Thursday, August 15, 2024

In the fall of 1968, a civil war broke out between the Hausa and Ibo tribes in the Biafra region of northern Nigeria, Africa. A Nigerian government soldier stood by and looked down on an Ibo Biafra soldier who had fallen and been killed in battle.

  In the fall of 1968, a civil war between the Hausa and Ibo tribes erupted in the Biafra region of northern Nigeria, Africa. A Nigerian government soldier stands by and looks down on a fallen Ibo Biafran soldier The Biafra War, which broke out between 1967 and 1970, was the first war in Africa to be widely reported by Western journalists.Images of bloody bloodshed between rival ethnic groups in Nigeria and children with bloated bellies shocked the world.

  The Biafra War, which raged from July 6, 1967, to January 15, 1970, was dubbed the Nigerian Civil War. It was a civil war fought between Nigeria and the separatist Republic of Biafra, which declared independence from Nigeria on May 30, 1967. Biafra represented Igbo nationalism. Nigerian government forces besieged Biafra, and in the ensuing stalemate, a deliberate blockade was imposed, resulting in the mass starvation of Biafran civilians. Nigeria had three major ethnic groups: the Hausa in the north, the Yoruba in the west, and the Ibo in the east. Nigeria was colonized by British troops in 1912; on October 1, 1960, Nigeria was officially declared an independent country with its own borders and federal system, but internal divisions were intense.

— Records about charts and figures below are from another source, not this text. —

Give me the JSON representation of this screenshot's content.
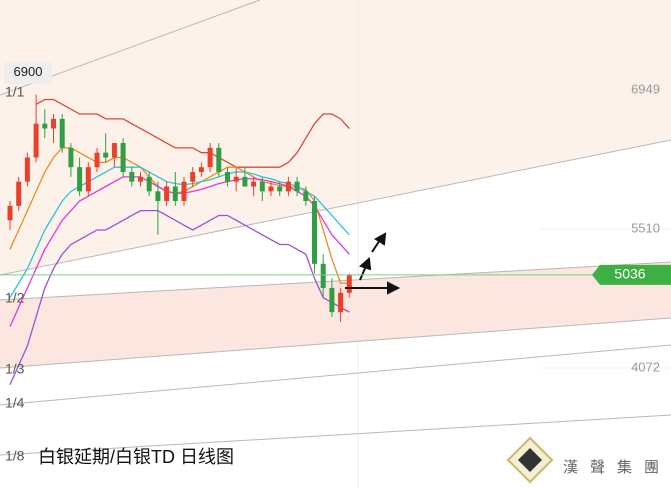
{
  "chart_data": {
    "type": "candlestick",
    "title": "白银延期/白银TD 日线图",
    "categories": [
      null,
      null,
      null,
      null,
      null,
      null,
      null,
      null,
      null,
      null,
      null,
      null,
      null,
      null,
      null,
      null,
      null,
      null,
      null,
      null,
      null,
      null,
      null,
      null,
      null,
      null,
      null,
      null,
      null,
      null,
      null,
      null,
      null,
      null,
      null,
      null,
      null,
      null,
      null,
      null
    ],
    "open": [
      5600,
      5750,
      6000,
      6250,
      6600,
      6550,
      6650,
      6350,
      6150,
      5900,
      6150,
      6300,
      6250,
      6400,
      6100,
      6000,
      6050,
      5900,
      5800,
      5950,
      5800,
      6000,
      6100,
      6150,
      6350,
      6100,
      6000,
      6050,
      5950,
      6000,
      5900,
      5950,
      5900,
      6000,
      5900,
      5800,
      5150,
      4900,
      4650,
      4850
    ],
    "high": [
      5800,
      6050,
      6300,
      6900,
      6750,
      6700,
      6700,
      6400,
      6250,
      6200,
      6350,
      6500,
      6400,
      6450,
      6150,
      6100,
      6100,
      6000,
      6000,
      6100,
      6050,
      6150,
      6200,
      6400,
      6400,
      6150,
      6150,
      6150,
      6050,
      6050,
      6000,
      6000,
      6050,
      6050,
      5950,
      5850,
      5250,
      5000,
      4900,
      5050
    ],
    "low": [
      5500,
      5700,
      5950,
      6200,
      6450,
      6400,
      6300,
      6050,
      5850,
      5850,
      6100,
      6200,
      6150,
      6050,
      5950,
      5950,
      5850,
      5450,
      5750,
      5750,
      5750,
      5950,
      6050,
      6100,
      6050,
      5950,
      5900,
      5950,
      5850,
      5800,
      5850,
      5850,
      5850,
      5850,
      5750,
      5050,
      4800,
      4600,
      4550,
      4800
    ],
    "close": [
      5750,
      6000,
      6250,
      6600,
      6550,
      6650,
      6350,
      6150,
      5900,
      6150,
      6300,
      6250,
      6400,
      6100,
      6000,
      6050,
      5900,
      5800,
      5950,
      5800,
      6000,
      6100,
      6150,
      6350,
      6100,
      6000,
      6050,
      5950,
      6000,
      5900,
      5950,
      5900,
      6000,
      5900,
      5800,
      5150,
      4900,
      4650,
      4850,
      5036
    ],
    "up_color": "#e8402a",
    "down_color": "#2f9e44",
    "series": [
      {
        "color": "#d9493a",
        "values": [
          null,
          null,
          null,
          6800,
          6850,
          6850,
          6800,
          6750,
          6700,
          6700,
          6700,
          6650,
          6650,
          6650,
          6600,
          6550,
          6500,
          6450,
          6400,
          6350,
          6350,
          6350,
          6300,
          6300,
          6250,
          6200,
          6150,
          6150,
          6150,
          6150,
          6150,
          6150,
          6200,
          6300,
          6450,
          6600,
          6700,
          6700,
          6650,
          6550
        ]
      },
      {
        "color": "#f08a1c",
        "values": [
          5300,
          5500,
          5700,
          5900,
          6100,
          6250,
          6350,
          6350,
          6300,
          6250,
          6200,
          6200,
          6250,
          6250,
          6200,
          6150,
          6050,
          5950,
          5900,
          5880,
          5900,
          5950,
          6000,
          6050,
          6100,
          6150,
          6150,
          6100,
          6050,
          6000,
          5980,
          5960,
          5950,
          5940,
          5920,
          5800,
          5500,
          5200,
          4950,
          4950
        ]
      },
      {
        "color": "#2ec4d6",
        "values": [
          4800,
          4950,
          5100,
          5300,
          5500,
          5650,
          5800,
          5900,
          5950,
          6000,
          6050,
          6100,
          6150,
          6150,
          6150,
          6150,
          6100,
          6050,
          6000,
          5980,
          5970,
          5980,
          6000,
          6020,
          6050,
          6080,
          6100,
          6100,
          6080,
          6050,
          6030,
          6000,
          5980,
          5950,
          5900,
          5850,
          5750,
          5650,
          5550,
          5450
        ]
      },
      {
        "color": "#e03ad8",
        "values": [
          4500,
          4700,
          4900,
          5100,
          5300,
          5450,
          5600,
          5700,
          5800,
          5850,
          5900,
          5950,
          6000,
          6050,
          6050,
          6050,
          6000,
          5950,
          5900,
          5880,
          5880,
          5900,
          5920,
          5950,
          5980,
          6000,
          6020,
          6030,
          6030,
          6020,
          6000,
          5980,
          5950,
          5900,
          5850,
          5750,
          5600,
          5450,
          5350,
          5250
        ]
      },
      {
        "color": "#9b4fd6",
        "values": [
          3900,
          4100,
          4300,
          4600,
          4900,
          5100,
          5250,
          5350,
          5400,
          5450,
          5500,
          5500,
          5550,
          5600,
          5650,
          5700,
          5700,
          5700,
          5650,
          5600,
          5550,
          5500,
          5550,
          5600,
          5650,
          5650,
          5600,
          5550,
          5500,
          5450,
          5400,
          5350,
          5350,
          5300,
          5250,
          5000,
          4800,
          4750,
          4700,
          4650
        ]
      }
    ],
    "ylim": [
      2830,
      7880
    ],
    "yticks": [
      6949,
      5510,
      4072
    ],
    "last_price": 5036,
    "high_marker": 6900,
    "fan_labels": [
      "1/1",
      "1/2",
      "1/3",
      "1/4",
      "1/8"
    ],
    "logo": "漢聲集團"
  }
}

  On December 24, 1969, the Nigerian federal army launched a massive offensive that began the final collapse of Biafra. Biafra ran out of ammunition, the people were destitute of food, and the Biafran leaders controlled only one-sixth of the 1967 territory. Ojukwu fled to Cote d'Ivoire on January 11, 1970, and the Biafran delegation formally surrendered in Lagos four days later, bringing an end to the Republic of Biafra and its reintegration into Nigeria. Between 500,000 and 3 million people died in the Nigerian Civil War, including deaths on the battlefield, ethnic cleansing, and starvation. French doctors who participated in the Biafra War broke the International Red Cross' principle of silence to criticize Nigerian government forces; on December 22, 1971, 13 French doctors and journalists founded Doctors Without Borders (MSF).